Localisation of function in the brain Flashcards
(8 cards)
Describe the differences between the holistic theory, and localised theory of the brain?
-The holistic theory is where people thought all parts of the brain were involved in processing every thought and action
-localisation of brain activity is the theory that different parts of the brain perform different actions/ functions and are involved with different body parts.
What is brain lateralisation?
-The way different hemispheres of the brain have different functions
-e.g. Right hemisphere controls left side of the body and vice versa
What are the 4 lobes of the brain?
-frontal
-parietal
-temporal
-occipital
What are the different areas for each lobe and their function?
-Motor area: (back of the frontal lobe) and is involved with all voluntary movement and damage to this area may result in loss of control over fine movement
-Somatosensory area: (Front of parietal lobe) and is where all sensory information from the skin is represented. The amount of somatosensory area in the brain devoted to a body part denotes how sensitive it is( half of the somatosensory area is used for the receptors in face and hand)
-Visual area: (occipital lobe): left eye sends information to right hemisphere and vice versa and damage to this area could cause blindness
-Auditory area: (Temporal lobe): analyses speech based information and damage to this area may produce hearing loss
What was Paul Broca’s research?
-LH involved with language
-Broca found that the left frontal lobe is involved with speech production
-Damage to Broca’s area causes slow laborious speech and was named Broca’s Aphasia
-One patient named ‘Tan’ as that’s all he could say
-People with Broca’s Aphasia struggle with conjunctions
What was Karl Wernicke’s research?
-Wernicke found that the left temporal lobe is responsible for language understanding
-Damage to this area could speak fluently but would produce nonsensical neologisms
-This was named Wernicke’s area
Strengths of localisation of brain function research
-Evidence from neurosurgery: Neurosurgery may be the last method for treating brain disease targetting specific areas of the brain. E.g. Cingulotomy which is the removal of the cingulate gyrus which has been implicated in OCD. Darin Dougherty et al. (2002) reported on 44 people with OCD after 32 weeks after cingulotomy about 30% had met the criteria for a successful response and 14% for partial response.
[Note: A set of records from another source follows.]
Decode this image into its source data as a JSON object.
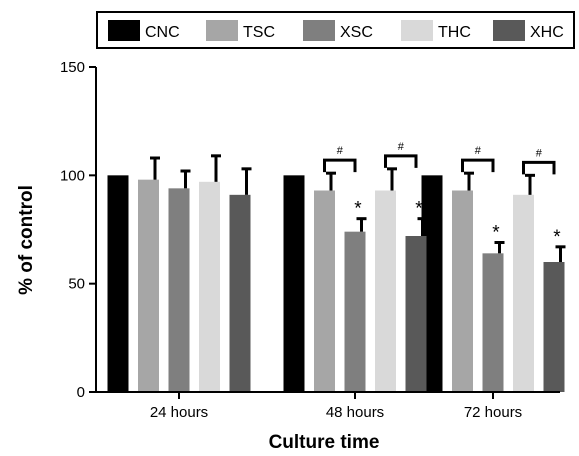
{
  "chart_data": {
    "type": "bar",
    "categories": [
      "24 hours",
      "48 hours",
      "72 hours"
    ],
    "series": [
      {
        "name": "CNC",
        "color": "#000000",
        "values": [
          100,
          100,
          100
        ],
        "errors": [
          0,
          0,
          0
        ]
      },
      {
        "name": "TSC",
        "color": "#a6a6a6",
        "values": [
          98,
          93,
          93
        ],
        "errors": [
          10,
          8,
          8
        ]
      },
      {
        "name": "XSC",
        "color": "#7f7f7f",
        "values": [
          94,
          74,
          64
        ],
        "errors": [
          8,
          6,
          5
        ]
      },
      {
        "name": "THC",
        "color": "#d9d9d9",
        "values": [
          97,
          93,
          91
        ],
        "errors": [
          12,
          10,
          9
        ]
      },
      {
        "name": "XHC",
        "color": "#595959",
        "values": [
          91,
          72,
          60
        ],
        "errors": [
          12,
          8,
          7
        ]
      }
    ],
    "xlabel": "Culture time",
    "ylabel": "% of control",
    "ylim": [
      0,
      150
    ],
    "yticks": [
      0,
      50,
      100,
      150
    ],
    "legend_position": "top",
    "grid": false,
    "annotations": {
      "asterisk": "*",
      "hash": "#",
      "asterisk_marks": [
        {
          "category": 1,
          "series": 2
        },
        {
          "category": 1,
          "series": 4
        },
        {
          "category": 2,
          "series": 2
        },
        {
          "category": 2,
          "series": 4
        }
      ],
      "hash_brackets": [
        {
          "category": 1,
          "from": 1,
          "to": 2
        },
        {
          "category": 1,
          "from": 3,
          "to": 4
        },
        {
          "category": 2,
          "from": 1,
          "to": 2
        },
        {
          "category": 2,
          "from": 3,
          "to": 4
        }
      ]
    }
  }
}
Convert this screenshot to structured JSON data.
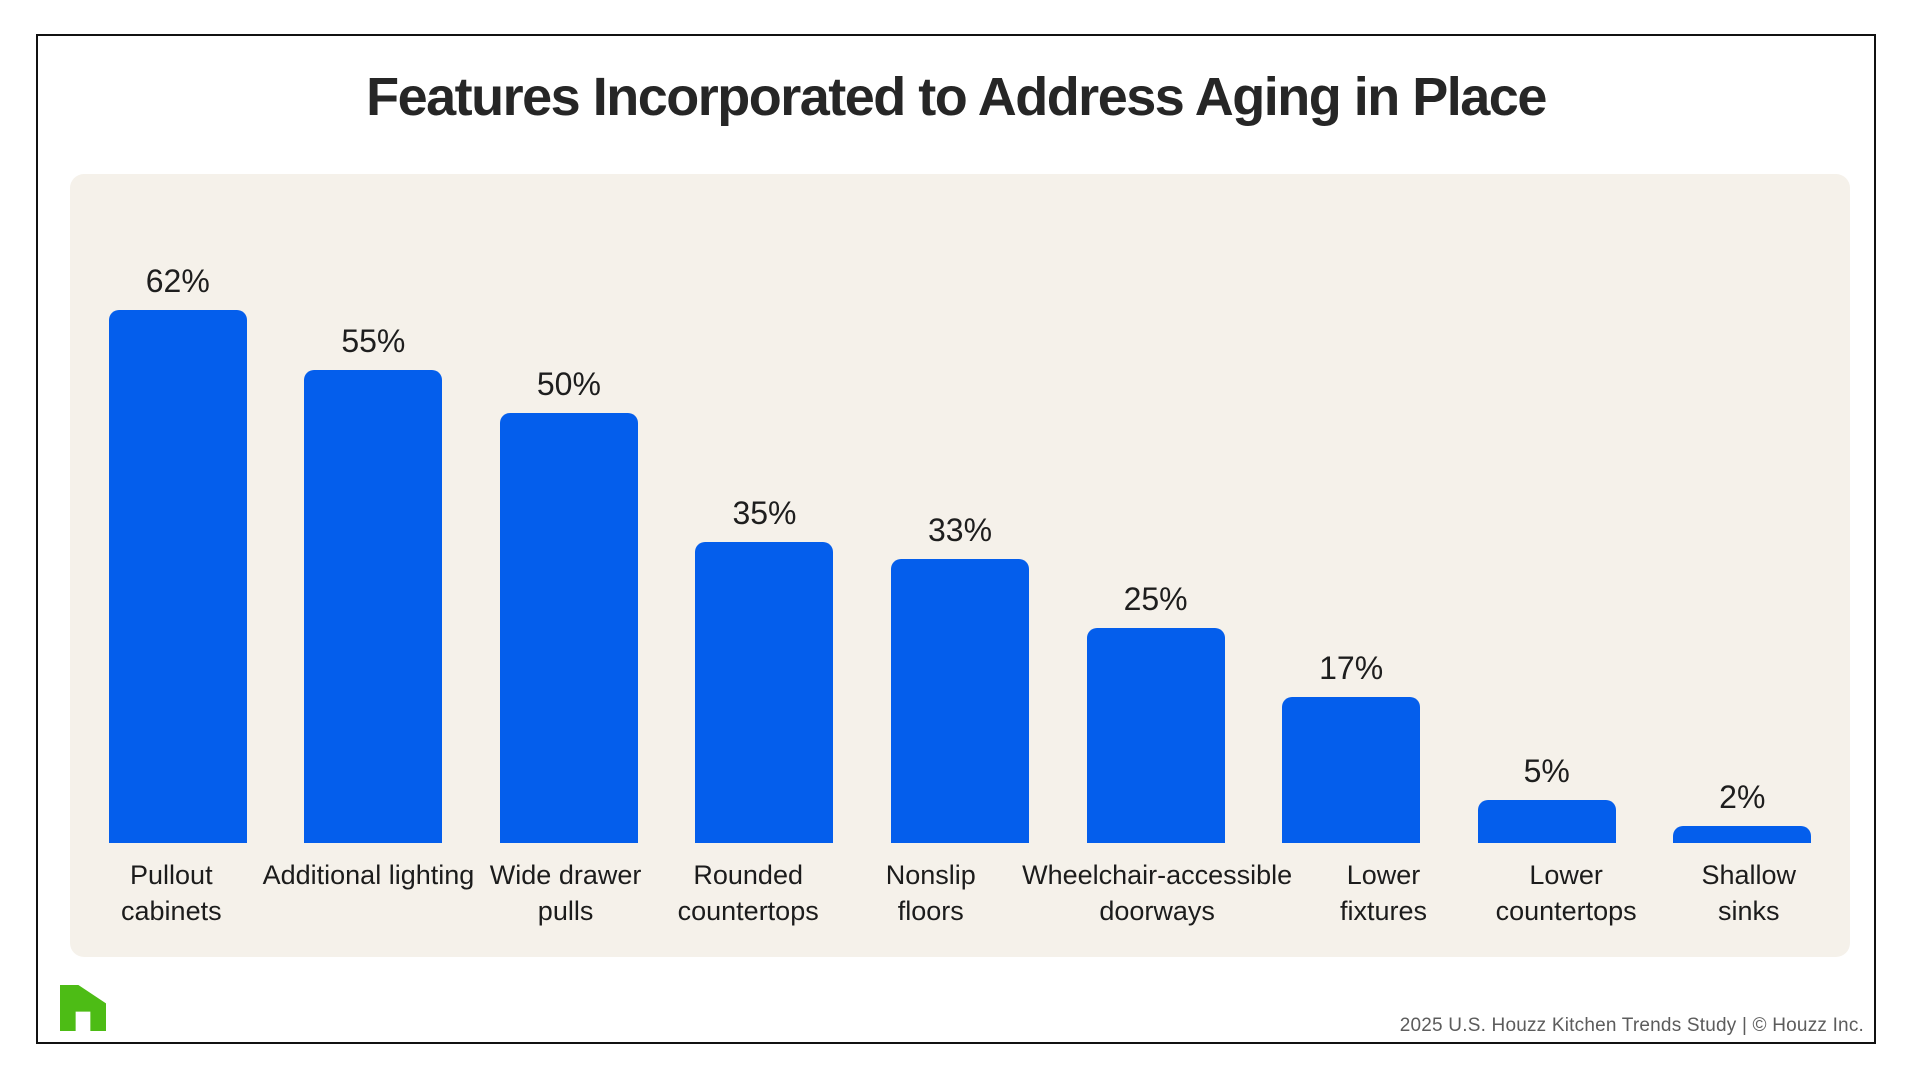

HOWEVER: 44 small sample size and 30% is not very significant as that means over 50% did not have any changes and would have paid alot for surgery,
-Evidence from brain scans: Steven Petersen et al. (1988) used brain scans to show how Broca’s area was active during the reading task and Wernicke’s area was active during the listening task. Steven Petersen and Buckner (1996) revealed that semantic and episodic memories reside in different parts of the prefrontal cortex
HOWEVER: contrasting research from Karl Lashley (1950): he removed 10-50% of areas from the cortex in rats learning a route through a maze and found no difference between different areas of the brain and needed the whole cortex- supports holistic view (However, only animal studies)
-Case study of Phineas Gage: Got a tamping iron through the left frontal lobe of his brain, he survived the injury but it was said he turned from a calm man to quick tempered and “no longer Gage”.
Weaknesses of localisation of brain function?
-Contrasting research into language localisation:
Anthony Dick and Pascale Tremblay (2016) found that only 2% of modern researchers think that language in the brain is completely controlled by wernicke’s and Broca’s area which is enabled through progressions in brain imaging such as fMRI and shown some may be involved in RH.